The Wanderer: Kwame Yeboah talks football and life


Kwame Yeboah’s life story is anything but a free kick. From humble beginnings on the Gold Coast, he’s played abroad in Germany and is now back in Oz scoring goals for the Western Sydney Wanderers. We sat down with Kwame to discuss culture, confidence and the importance of hard work. 

Where did your football journey begin? 

KY: When I was five my mum put me into it. I’m 25 now, so I’ve been playing for 20. 

I’m sure in such a long time, there’s going to be ups and downs…  

KY: Mainly throughout my professional career, which started when I was 18 years old. That’s the time where I started to get the ups and downs.

You know, when I was five years old, I didn’t really have many ups and downs. I just kicked the ball to kick a ball. But as you progress and get older and start taking the sport as seriously as a job, you begin to experience many ups and downs. 

It’s a business and you expect to perform at a certain level and a certain degree for certain people. 

As we started talking about struggle, we began talking about Kwame’s time in Germany. In 2013, at the age of 19, Kwame’s signed a contract with Borussia Mönchengladbach. It’s impossible to comprehend how hard that must have been. New country, new language, new team – nothing would be easy.  

How did you find Germany? 

KY: As I was in Germany at 19, I didn’t have a lot of family beside me there, of course. So I went alone. We still could speak on Facetime and that but often we would only have a five or six hour window. 

Would you say you need a good support network to overcome struggle? 

KY: Yeah. I mean, of course, to overcome struggle. What I’ve experienced and I found that family is definitely most important.

There are so many metaphors and stories in sport films that show the hero character overcoming struggle. Can you relate to those stories at all? 

KY: Overcoming a struggle in the sports world makes you mentally stronger as a person because you’re in situations or being forced into situations where there is only one way out.
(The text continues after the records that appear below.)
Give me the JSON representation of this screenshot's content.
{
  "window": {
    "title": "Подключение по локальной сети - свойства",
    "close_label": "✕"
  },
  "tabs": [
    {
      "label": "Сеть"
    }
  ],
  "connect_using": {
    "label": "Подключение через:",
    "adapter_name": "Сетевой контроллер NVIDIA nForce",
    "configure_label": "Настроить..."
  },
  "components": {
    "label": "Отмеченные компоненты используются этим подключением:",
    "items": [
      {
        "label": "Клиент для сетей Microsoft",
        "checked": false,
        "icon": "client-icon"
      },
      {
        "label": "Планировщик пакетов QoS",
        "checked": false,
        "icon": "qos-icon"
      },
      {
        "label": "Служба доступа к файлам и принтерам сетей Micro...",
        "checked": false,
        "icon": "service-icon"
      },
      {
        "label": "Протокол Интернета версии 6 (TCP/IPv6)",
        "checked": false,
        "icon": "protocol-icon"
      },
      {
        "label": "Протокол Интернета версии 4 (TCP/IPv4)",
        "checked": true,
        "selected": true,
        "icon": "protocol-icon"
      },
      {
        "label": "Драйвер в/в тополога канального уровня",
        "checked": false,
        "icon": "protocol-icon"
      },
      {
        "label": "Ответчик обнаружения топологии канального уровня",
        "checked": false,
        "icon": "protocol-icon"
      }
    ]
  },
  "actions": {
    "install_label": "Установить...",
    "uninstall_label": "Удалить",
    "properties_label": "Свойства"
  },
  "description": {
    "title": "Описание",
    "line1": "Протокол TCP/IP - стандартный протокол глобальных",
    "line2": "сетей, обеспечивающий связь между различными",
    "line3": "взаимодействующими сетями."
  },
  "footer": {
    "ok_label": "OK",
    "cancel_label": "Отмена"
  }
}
In Germany for instance, I had to set up a new life, set up my electricity, talk to teammates, travel and that was all in German. 

As we spoke more about Kwame’s professional life, we wanted to know what else went on, off the field, and finally what happens when individuals overcome struggle.

What don’t people see? 

KY: Most people just say ‘I’m a sportsman or an athlete on TV playing that 90 minutes’. And that’s all they say. 

They don’t see the background and all the sacrifices. What athletes do in my situation, what I sacrifice as a footballer in terms of being able to be seen going here or be seen going there; or not wearing a certain product; or leaving family for a certain amount of time.

These certain little struggles, when you’re coming down, when you need downtime when you’re struggling through a certain time in your life.

Do you think struggle is good for people? 

KY: After you’ve overcome struggle, you’ve got that confidence. You’ve got that self-belief. Once you have that, it’s very easy or a lot easier, I should say, to express yourself, whether it’s in my case on the field or off the field with the boys, whether it’s speaking German, you know, to speak their language, to really be confident in and speaking their language. 

How important is confidence? 

KY: Once you overcome your struggles, confidence will play a big part in being able to express yourself in every way. 

Confidence is number one. Everything is based on confidence. Your performance is based on confidence. How you express yourself to another person is confidence, how you hold yourself in a room full of people is confidence. 

Confidence determines whether you reach your dreams or if you don’t. 

You can catch Kwame lacing up for the Western Sydney Wanderers during the A-League season.